北條 また「ホームランはあきらめよう」と割り切って、力を抜くことを考えました。いい打率を残せたので、「この考え方で変われるんじゃないか?」という手応えがあったんですけど......。
── この年の9月に左肩の脱臼という大きな故障を負っています。このケガは大きかったですか?

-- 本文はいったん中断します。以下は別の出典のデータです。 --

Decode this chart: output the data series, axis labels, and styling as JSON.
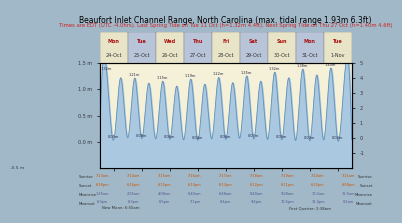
{
  "title": "Beaufort Inlet Channel Range, North Carolina (max. tidal range 1.93m 6.3ft)",
  "subtitle": "Times are EDT (UTC -4.0hrs). Last Spring Tide on Tue 11 Oct (h=1.32m 4.4ft). Next Spring Tide on Thu 27 Oct (h=1.40m 4.6ft)",
  "title_fontsize": 5.5,
  "subtitle_fontsize": 3.8,
  "ylim_left": [
    -0.5,
    1.5
  ],
  "ylim_right": [
    -2,
    5
  ],
  "bg_color": "#a0b8c8",
  "plot_bg": "#8ab0c8",
  "water_color": "#aac8e0",
  "peak_color": "#f5f0d8",
  "day_labels": [
    "Mon\n24-Oct",
    "Tue\n25-Oct",
    "Wed\n26-Oct",
    "Thu\n27-Oct",
    "Fri\n28-Oct",
    "Sat\n29-Oct",
    "Sun\n30-Oct",
    "Mon\n31-Oct",
    "Tue\n1-Nov"
  ],
  "high_tides": [
    1.32,
    1.21,
    1.15,
    1.19,
    1.22,
    1.25,
    1.32,
    1.38,
    1.4
  ],
  "low_tides": [
    0.05,
    0.08,
    0.06,
    0.04,
    0.06,
    0.07,
    0.05,
    0.03,
    0.04
  ],
  "num_days": 9,
  "left_ylabel": "m",
  "right_ylabel": "ft",
  "bottom_bar_color": "#d4d0b0",
  "bottom_bar_height": 0.18,
  "footer_bg": "#c8c4a0",
  "grid_color": "#9090a0",
  "header_bg": "#708898",
  "day_header_color": "#e8e4c8",
  "day_header_low_color": "#b8c4d8",
  "tide_curve_color": "#6090b8",
  "high_text_color": "#222244",
  "low_text_color": "#222244"
}
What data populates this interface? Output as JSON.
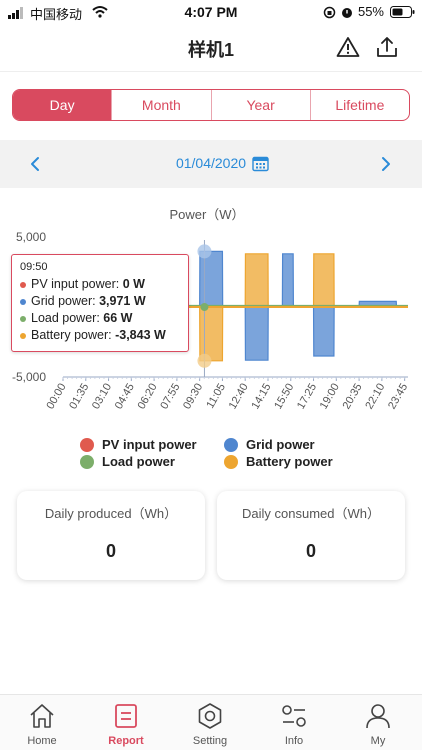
{
  "status": {
    "carrier": "中国移动",
    "time": "4:07 PM",
    "battery": "55%"
  },
  "header": {
    "title": "样机1",
    "icons": [
      "warning-icon",
      "share-icon"
    ]
  },
  "period_tabs": [
    {
      "label": "Day",
      "active": true
    },
    {
      "label": "Month",
      "active": false
    },
    {
      "label": "Year",
      "active": false
    },
    {
      "label": "Lifetime",
      "active": false
    }
  ],
  "date_picker": {
    "date": "01/04/2020"
  },
  "chart_data": {
    "type": "area",
    "title": "Power（W）",
    "ylim": [
      -5000,
      5000
    ],
    "y_ticks": [
      "5,000",
      "-5,000"
    ],
    "x_ticks": [
      "00:00",
      "01:35",
      "03:10",
      "04:45",
      "06:20",
      "07:55",
      "09:30",
      "11:05",
      "12:40",
      "14:15",
      "15:50",
      "17:25",
      "19:00",
      "20:35",
      "22:10",
      "23:45"
    ],
    "series": [
      {
        "name": "PV input power",
        "color": "#e05a4e",
        "x": [
          "00:00",
          "23:59"
        ],
        "values": [
          0,
          0
        ]
      },
      {
        "name": "Grid power",
        "color": "#4f86cf",
        "x": [
          "08:00",
          "09:30",
          "09:31",
          "11:05",
          "11:06",
          "12:40",
          "12:41",
          "14:15",
          "14:16",
          "15:15",
          "15:16",
          "16:00",
          "16:01",
          "17:25",
          "17:26",
          "18:50",
          "18:51",
          "20:35",
          "20:36",
          "23:10",
          "23:11",
          "23:59"
        ],
        "values": [
          0,
          0,
          3971,
          3971,
          0,
          0,
          -3800,
          -3800,
          0,
          0,
          3800,
          3800,
          0,
          0,
          -3500,
          -3500,
          0,
          0,
          400,
          400,
          0,
          0
        ]
      },
      {
        "name": "Load power",
        "color": "#7cae6a",
        "x": [
          "00:00",
          "23:59"
        ],
        "values": [
          66,
          66
        ]
      },
      {
        "name": "Battery power",
        "color": "#eda530",
        "x": [
          "08:00",
          "09:30",
          "09:31",
          "11:05",
          "11:06",
          "12:40",
          "12:41",
          "14:15",
          "14:16",
          "17:25",
          "17:26",
          "18:50",
          "18:51",
          "23:59"
        ],
        "values": [
          0,
          0,
          -3843,
          -3843,
          0,
          0,
          3800,
          3800,
          0,
          0,
          3800,
          3800,
          0,
          0
        ]
      }
    ],
    "tooltip": {
      "time": "09:50",
      "rows": [
        {
          "label": "PV input power: ",
          "value": "0 W",
          "color": "#e05a4e"
        },
        {
          "label": "Grid power: ",
          "value": "3,971 W",
          "color": "#4f86cf"
        },
        {
          "label": "Load power: ",
          "value": "66 W",
          "color": "#7cae6a"
        },
        {
          "label": "Battery power: ",
          "value": "-3,843 W",
          "color": "#eda530"
        }
      ]
    },
    "legend": [
      {
        "name": "PV input power",
        "color": "#e05a4e"
      },
      {
        "name": "Grid power",
        "color": "#4f86cf"
      },
      {
        "name": "Load power",
        "color": "#7cae6a"
      },
      {
        "name": "Battery power",
        "color": "#eda530"
      }
    ]
  },
  "cards": [
    {
      "title": "Daily produced（Wh）",
      "value": "0"
    },
    {
      "title": "Daily consumed（Wh）",
      "value": "0"
    }
  ],
  "tabs": [
    {
      "label": "Home",
      "icon": "home-icon",
      "active": false
    },
    {
      "label": "Report",
      "icon": "report-icon",
      "active": true
    },
    {
      "label": "Setting",
      "icon": "setting-icon",
      "active": false
    },
    {
      "label": "Info",
      "icon": "info-icon",
      "active": false
    },
    {
      "label": "My",
      "icon": "user-icon",
      "active": false
    }
  ],
  "colors": {
    "accent": "#d94a5f",
    "link": "#2a8bd8"
  }
}
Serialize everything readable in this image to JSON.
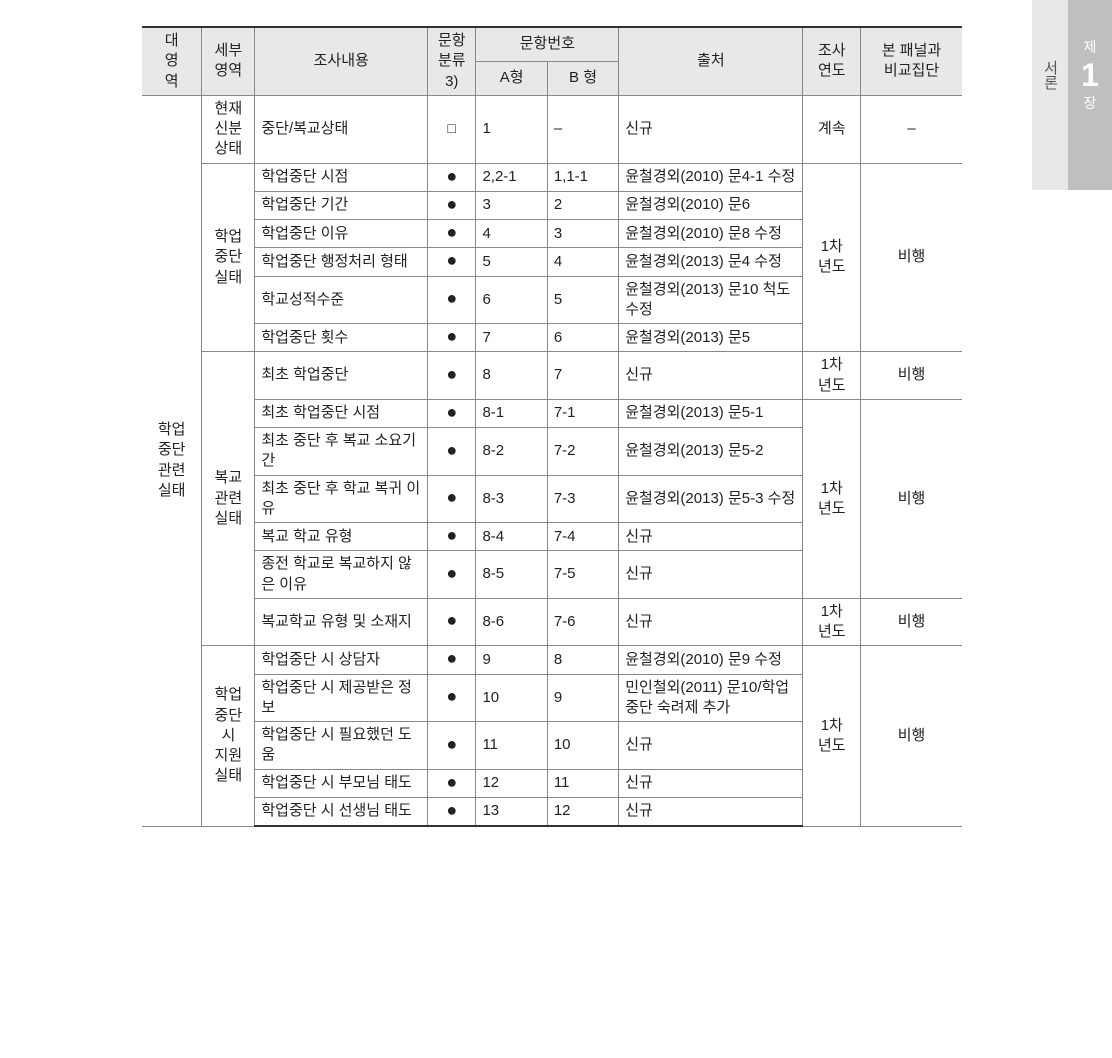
{
  "side_tab": {
    "left_label": "서론",
    "right_top": "제",
    "right_num": "1",
    "right_bottom": "장"
  },
  "headers": {
    "major": "대\n영\n역",
    "sub": "세부\n영역",
    "content": "조사내용",
    "classification": "문항\n분류\n3)",
    "item_number": "문항번호",
    "type_a": "A형",
    "type_b": "B 형",
    "source": "출처",
    "year": "조사\n연도",
    "compare": "본 패널과\n비교집단"
  },
  "major_area": "학업\n중단\n관련\n실태",
  "groups": [
    {
      "sub": "현재\n신분\n상태",
      "year_spans": [
        {
          "year": "계속",
          "compare": "–",
          "count": 1
        }
      ],
      "rows": [
        {
          "content": "중단/복교상태",
          "cls": "□",
          "a": "1",
          "b": "–",
          "source": "신규"
        }
      ]
    },
    {
      "sub": "학업\n중단\n실태",
      "year_spans": [
        {
          "year": "1차\n년도",
          "compare": "비행",
          "count": 6
        }
      ],
      "rows": [
        {
          "content": "학업중단 시점",
          "cls": "●",
          "a": "2,2-1",
          "b": "1,1-1",
          "source": "윤철경외(2010) 문4-1 수정"
        },
        {
          "content": "학업중단 기간",
          "cls": "●",
          "a": "3",
          "b": "2",
          "source": "윤철경외(2010) 문6"
        },
        {
          "content": "학업중단 이유",
          "cls": "●",
          "a": "4",
          "b": "3",
          "source": "윤철경외(2010) 문8 수정"
        },
        {
          "content": "학업중단 행정처리 형태",
          "cls": "●",
          "a": "5",
          "b": "4",
          "source": "윤철경외(2013) 문4 수정"
        },
        {
          "content": "학교성적수준",
          "cls": "●",
          "a": "6",
          "b": "5",
          "source": "윤철경외(2013) 문10 척도 수정"
        },
        {
          "content": "학업중단 횟수",
          "cls": "●",
          "a": "7",
          "b": "6",
          "source": "윤철경외(2013) 문5"
        }
      ]
    },
    {
      "sub": "복교\n관련\n실태",
      "year_spans": [
        {
          "year": "1차\n년도",
          "compare": "비행",
          "count": 1
        },
        {
          "year": "1차\n년도",
          "compare": "비행",
          "count": 5
        },
        {
          "year": "1차\n년도",
          "compare": "비행",
          "count": 1
        }
      ],
      "rows": [
        {
          "content": "최초 학업중단",
          "cls": "●",
          "a": "8",
          "b": "7",
          "source": "신규"
        },
        {
          "content": "최초 학업중단 시점",
          "cls": "●",
          "a": "8-1",
          "b": "7-1",
          "source": "윤철경외(2013) 문5-1"
        },
        {
          "content": "최초 중단 후 복교 소요기간",
          "cls": "●",
          "a": "8-2",
          "b": "7-2",
          "source": "윤철경외(2013) 문5-2"
        },
        {
          "content": "최초 중단 후 학교 복귀 이유",
          "cls": "●",
          "a": "8-3",
          "b": "7-3",
          "source": "윤철경외(2013) 문5-3 수정"
        },
        {
          "content": "복교 학교 유형",
          "cls": "●",
          "a": "8-4",
          "b": "7-4",
          "source": "신규"
        },
        {
          "content": "종전 학교로 복교하지 않은 이유",
          "cls": "●",
          "a": "8-5",
          "b": "7-5",
          "source": "신규"
        },
        {
          "content": "복교학교 유형 및 소재지",
          "cls": "●",
          "a": "8-6",
          "b": "7-6",
          "source": "신규"
        }
      ]
    },
    {
      "sub": "학업\n중단\n시\n지원\n실태",
      "year_spans": [
        {
          "year": "1차\n년도",
          "compare": "비행",
          "count": 5
        }
      ],
      "rows": [
        {
          "content": "학업중단 시 상담자",
          "cls": "●",
          "a": "9",
          "b": "8",
          "source": "윤철경외(2010) 문9 수정"
        },
        {
          "content": "학업중단 시 제공받은 정보",
          "cls": "●",
          "a": "10",
          "b": "9",
          "source": "민인철외(2011) 문10/학업중단 숙려제 추가"
        },
        {
          "content": "학업중단 시 필요했던 도움",
          "cls": "●",
          "a": "11",
          "b": "10",
          "source": "신규"
        },
        {
          "content": "학업중단 시 부모님 태도",
          "cls": "●",
          "a": "12",
          "b": "11",
          "source": "신규"
        },
        {
          "content": "학업중단 시 선생님 태도",
          "cls": "●",
          "a": "13",
          "b": "12",
          "source": "신규"
        }
      ]
    }
  ],
  "colors": {
    "header_bg": "#e8e8e8",
    "border": "#888888",
    "text": "#222222",
    "tab_light": "#e8e8e8",
    "tab_dark": "#bfbfbf"
  }
}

北條 僕は脱臼する前を「第一次プロ生活」、脱臼したあとを「第二次プロ生活」ととらえています。それくらい大きなポイントでしたし、いろいろと変わってしまいました。
後編につづく>>
北條史也(ほうじょう・ふみや)/1994年7月29日、大阪府生まれ。光星学院高(現・八戸学院光星)では1年秋から主軸を担い、2年夏から3年夏まで3季連続甲子園準優勝を果たした。12年のドラフト会議で阪神から2巡目で指名され入団。プロ4年目の16年には自己最多の122試合に出場し、打率.273、5本塁打をマーク。18年にも打率.322を記録したが、同年9月に左肩を脱臼。20年以降は出場機会を減らし、23年は一軍に昇格することなく、戦力外を受けた。その後、社会人野球の三菱重工Westに加入することが決まった。